According to Eugene Herbert, CEO of MasterDrive, the answer is rarely about the other driver in isolation. It is about what that driver represents in a moment already overloaded with pressure. “Instead, the vehicle ahead represents emotional and cognitive overload,” he explains. “Congestion, deteriorating infrastructure, and the daily accumulation of stress create highly-strung drivers. By the time a minor bumper-bashing occurs, many drivers are already at capacity.” In this state, a small collision is no longer just an accident. It becomes a perceived insult, a trigger in an already unstable emotional system.
Herbert notes that this is where escalation begins, not in the impact itself, but in interpretation. “The collision is perceived as disrespect, and when combined with a refusal to back down it triggers an aggressive response. The Emmarentia incident is testament to this exact dynamic: a minor collision quickly escalated with consequences that irreversibly changed lives.” In other words, the danger is not only physical but psychological, unfolding in milliseconds before reason can fully catch up.
At the core of this lies what Herbert describes as a preventative cognitive spiral. Before any confrontation occurs, the mind may already be primed for threat. “When a driver perceives a threat or insult, the part of the brain that controls emotions fires before rationality can intervene. Drivers do not make a decision in that moment but are reacting. The goal of psychological driver education is to close that gap.” This gap between reaction and reasoning is where road rage takes hold, and where prevention must begin.
That prevention, he argues, is not only about traffic rules or vehicle control, but emotional regulation. Drivers who are able to identify their internal state before setting off are far better equipped to avoid escalation. A conscious mental reset before driving, reframing other motorists as uninvolved in personal conflict, and simple physiological controls like slower breathing and relaxed posture can all interrupt the stress response before it hardens into aggression. Even increasing following distance becomes more than a safety tactic; it is a psychological buffer that prevents proximity from becoming provocation.
Herbert also warns against the circulation of unverified statistics that amplify fear rather than understanding.

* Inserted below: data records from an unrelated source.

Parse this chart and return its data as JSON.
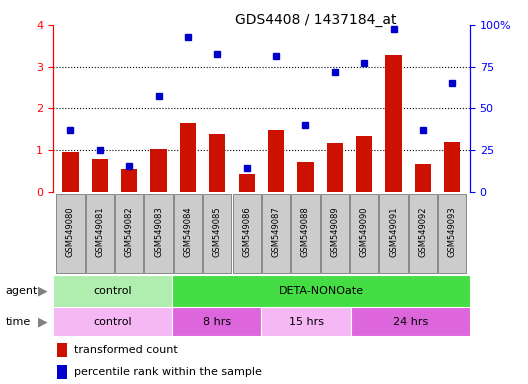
{
  "title": "GDS4408 / 1437184_at",
  "samples": [
    "GSM549080",
    "GSM549081",
    "GSM549082",
    "GSM549083",
    "GSM549084",
    "GSM549085",
    "GSM549086",
    "GSM549087",
    "GSM549088",
    "GSM549089",
    "GSM549090",
    "GSM549091",
    "GSM549092",
    "GSM549093"
  ],
  "red_values": [
    0.95,
    0.78,
    0.55,
    1.02,
    1.65,
    1.38,
    0.43,
    1.48,
    0.73,
    1.18,
    1.35,
    3.27,
    0.68,
    1.2
  ],
  "blue_values": [
    1.48,
    1.0,
    0.62,
    2.3,
    3.7,
    3.3,
    0.58,
    3.25,
    1.6,
    2.88,
    3.1,
    3.9,
    1.48,
    2.6
  ],
  "red_ylim": [
    0,
    4
  ],
  "red_yticks": [
    0,
    1,
    2,
    3,
    4
  ],
  "blue_yticks_labels": [
    "0",
    "25",
    "50",
    "75",
    "100%"
  ],
  "agent_groups": [
    {
      "label": "control",
      "start": 0,
      "end": 4,
      "color": "#B0EEB0"
    },
    {
      "label": "DETA-NONOate",
      "start": 4,
      "end": 14,
      "color": "#44DD44"
    }
  ],
  "time_groups": [
    {
      "label": "control",
      "start": 0,
      "end": 4,
      "color": "#F5B8F5"
    },
    {
      "label": "8 hrs",
      "start": 4,
      "end": 7,
      "color": "#DD66DD"
    },
    {
      "label": "15 hrs",
      "start": 7,
      "end": 10,
      "color": "#F5B8F5"
    },
    {
      "label": "24 hrs",
      "start": 10,
      "end": 14,
      "color": "#DD66DD"
    }
  ],
  "bar_color": "#CC1100",
  "dot_color": "#0000CC",
  "legend_red": "transformed count",
  "legend_blue": "percentile rank within the sample",
  "agent_label": "agent",
  "time_label": "time",
  "plot_bg": "#FFFFFF",
  "label_box_color": "#CCCCCC",
  "label_box_edge": "#888888"
}
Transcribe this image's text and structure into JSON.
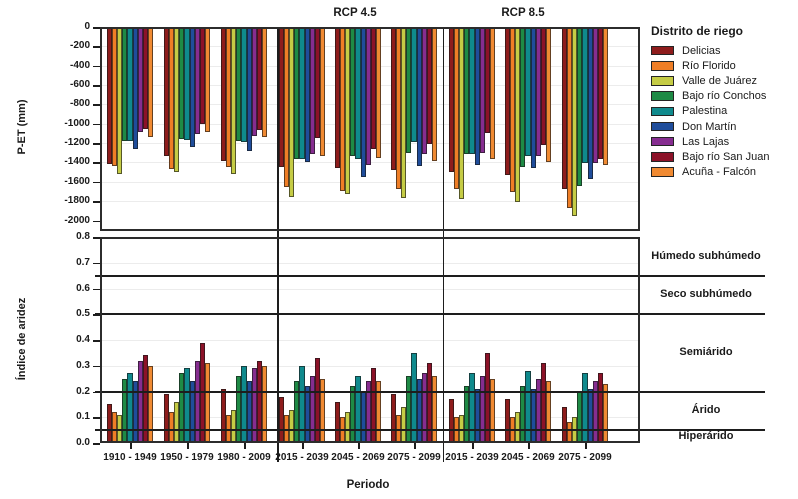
{
  "figure": {
    "x_axis_label": "Periodo",
    "y_axis_top_label": "P-ET (mm)",
    "y_axis_bottom_label": "Índice de aridez",
    "section_labels": [
      "RCP 4.5",
      "RCP 8.5"
    ]
  },
  "legend": {
    "title": "Distrito de riego",
    "items": [
      {
        "label": "Delicias",
        "color": "#8e1c1c"
      },
      {
        "label": "Río Florido",
        "color": "#ef7e26"
      },
      {
        "label": "Valle de Juárez",
        "color": "#c5cc45"
      },
      {
        "label": "Bajo río Conchos",
        "color": "#1e8a45"
      },
      {
        "label": "Palestina",
        "color": "#0f8a8d"
      },
      {
        "label": "Don Martín",
        "color": "#1f4d9b"
      },
      {
        "label": "Las Lajas",
        "color": "#862d90"
      },
      {
        "label": "Bajo río San Juan",
        "color": "#8c1228"
      },
      {
        "label": "Acuña - Falcón",
        "color": "#f08a32"
      }
    ]
  },
  "chart_data": [
    {
      "type": "bar",
      "title": "P-ET by period and irrigation district",
      "ylabel": "P-ET (mm)",
      "ylim": [
        -2000,
        0
      ],
      "ytick_values": [
        0,
        -200,
        -400,
        -600,
        -800,
        -1000,
        -1200,
        -1400,
        -1600,
        -1800,
        -2000
      ],
      "ytick_labels": [
        "0",
        "-200",
        "-400",
        "-600",
        "-800",
        "-1000",
        "-1200",
        "-1400",
        "-1600",
        "-1800",
        "-2000"
      ],
      "categories": [
        "1910 - 1949",
        "1950 - 1979",
        "1980 - 2009",
        "2015 - 2039",
        "2045 - 2069",
        "2075 - 2099",
        "2015 - 2039",
        "2045 - 2069",
        "2075 - 2099"
      ],
      "sections": {
        "historical": [
          0,
          1,
          2
        ],
        "rcp45": [
          3,
          4,
          5
        ],
        "rcp85": [
          6,
          7,
          8
        ]
      },
      "grid": "light horizontal every 200",
      "legend_position": "right",
      "series": [
        {
          "name": "Delicias",
          "color": "#8e1c1c",
          "values": [
            -1420,
            -1330,
            -1380,
            -1450,
            -1460,
            -1480,
            -1500,
            -1530,
            -1670
          ]
        },
        {
          "name": "Río Florido",
          "color": "#ef7e26",
          "values": [
            -1440,
            -1470,
            -1450,
            -1650,
            -1700,
            -1670,
            -1670,
            -1710,
            -1870
          ]
        },
        {
          "name": "Valle de Juárez",
          "color": "#c5cc45",
          "values": [
            -1520,
            -1500,
            -1520,
            -1760,
            -1730,
            -1770,
            -1780,
            -1810,
            -1950
          ]
        },
        {
          "name": "Bajo río Conchos",
          "color": "#1e8a45",
          "values": [
            -1180,
            -1160,
            -1180,
            -1360,
            -1330,
            -1300,
            -1310,
            -1450,
            -1640
          ]
        },
        {
          "name": "Palestina",
          "color": "#0f8a8d",
          "values": [
            -1180,
            -1170,
            -1190,
            -1360,
            -1360,
            -1190,
            -1310,
            -1330,
            -1410
          ]
        },
        {
          "name": "Don Martín",
          "color": "#1f4d9b",
          "values": [
            -1260,
            -1240,
            -1280,
            -1400,
            -1550,
            -1440,
            -1430,
            -1460,
            -1570
          ]
        },
        {
          "name": "Las Lajas",
          "color": "#862d90",
          "values": [
            -1090,
            -1110,
            -1130,
            -1310,
            -1430,
            -1310,
            -1300,
            -1330,
            -1410
          ]
        },
        {
          "name": "Bajo río San Juan",
          "color": "#8c1228",
          "values": [
            -1050,
            -1000,
            -1060,
            -1150,
            -1260,
            -1210,
            -1100,
            -1220,
            -1360
          ]
        },
        {
          "name": "Acuña - Falcón",
          "color": "#f08a32",
          "values": [
            -1140,
            -1090,
            -1140,
            -1330,
            -1350,
            -1390,
            -1360,
            -1400,
            -1430
          ]
        }
      ]
    },
    {
      "type": "bar",
      "title": "Aridity index by period and irrigation district",
      "ylabel": "Índice de aridez",
      "ylim": [
        0,
        0.8
      ],
      "ytick_values": [
        0.8,
        0.7,
        0.6,
        0.5,
        0.4,
        0.3,
        0.2,
        0.1,
        0.0
      ],
      "ytick_labels": [
        "0.8",
        "0.7",
        "0.6",
        "0.5",
        "0.4",
        "0.3",
        "0.2",
        "0.1",
        "0.0"
      ],
      "categories": [
        "1910 - 1949",
        "1950 - 1979",
        "1980 - 2009",
        "2015 - 2039",
        "2045 - 2069",
        "2075 - 2099",
        "2015 - 2039",
        "2045 - 2069",
        "2075 - 2099"
      ],
      "threshold_lines": [
        0.65,
        0.5,
        0.2,
        0.05
      ],
      "zones": [
        {
          "label": "Húmedo subhúmedo",
          "from": 0.65,
          "to": 0.8
        },
        {
          "label": "Seco subhúmedo",
          "from": 0.5,
          "to": 0.65
        },
        {
          "label": "Semiárido",
          "from": 0.2,
          "to": 0.5
        },
        {
          "label": "Árido",
          "from": 0.05,
          "to": 0.2
        },
        {
          "label": "Hiperárido",
          "from": 0.0,
          "to": 0.05
        }
      ],
      "series": [
        {
          "name": "Delicias",
          "color": "#8e1c1c",
          "values": [
            0.15,
            0.19,
            0.21,
            0.18,
            0.16,
            0.19,
            0.17,
            0.17,
            0.14
          ]
        },
        {
          "name": "Río Florido",
          "color": "#ef7e26",
          "values": [
            0.12,
            0.12,
            0.11,
            0.11,
            0.1,
            0.11,
            0.1,
            0.1,
            0.08
          ]
        },
        {
          "name": "Valle de Juárez",
          "color": "#c5cc45",
          "values": [
            0.11,
            0.16,
            0.13,
            0.13,
            0.12,
            0.14,
            0.11,
            0.12,
            0.1
          ]
        },
        {
          "name": "Bajo río Conchos",
          "color": "#1e8a45",
          "values": [
            0.25,
            0.27,
            0.26,
            0.24,
            0.22,
            0.26,
            0.22,
            0.22,
            0.2
          ]
        },
        {
          "name": "Palestina",
          "color": "#0f8a8d",
          "values": [
            0.27,
            0.29,
            0.3,
            0.3,
            0.26,
            0.35,
            0.27,
            0.28,
            0.27
          ]
        },
        {
          "name": "Don Martín",
          "color": "#1f4d9b",
          "values": [
            0.24,
            0.24,
            0.24,
            0.22,
            0.2,
            0.25,
            0.21,
            0.21,
            0.21
          ]
        },
        {
          "name": "Las Lajas",
          "color": "#862d90",
          "values": [
            0.32,
            0.32,
            0.29,
            0.26,
            0.24,
            0.27,
            0.26,
            0.25,
            0.24
          ]
        },
        {
          "name": "Bajo río San Juan",
          "color": "#8c1228",
          "values": [
            0.34,
            0.39,
            0.32,
            0.33,
            0.29,
            0.31,
            0.35,
            0.31,
            0.27
          ]
        },
        {
          "name": "Acuña - Falcón",
          "color": "#f08a32",
          "values": [
            0.3,
            0.31,
            0.3,
            0.25,
            0.24,
            0.26,
            0.25,
            0.24,
            0.23
          ]
        }
      ]
    }
  ]
}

Claims of thousands of road rage-related deaths often circulate without context or clear sourcing, conflating different categories of violent incidents. “Irresponsible statistic use causes harm,” he notes. “When motorists absorb inflated fear-based data, it worsens the emotional and cognitive overload already being carried, making ignoring the situation that much more difficult.”
The tragedy in Emmarentia should not be reduced to a headline of outrage alone. It exposes a deeper truth about modern driving conditions in South Africa: that roads have become emotional pressure cookers as much as physical routes. If anything meaningful is to emerge from such loss, it may be a shift in how driver safety is understood, not only as a technical skill behind the wheel, but as an emotional discipline within it.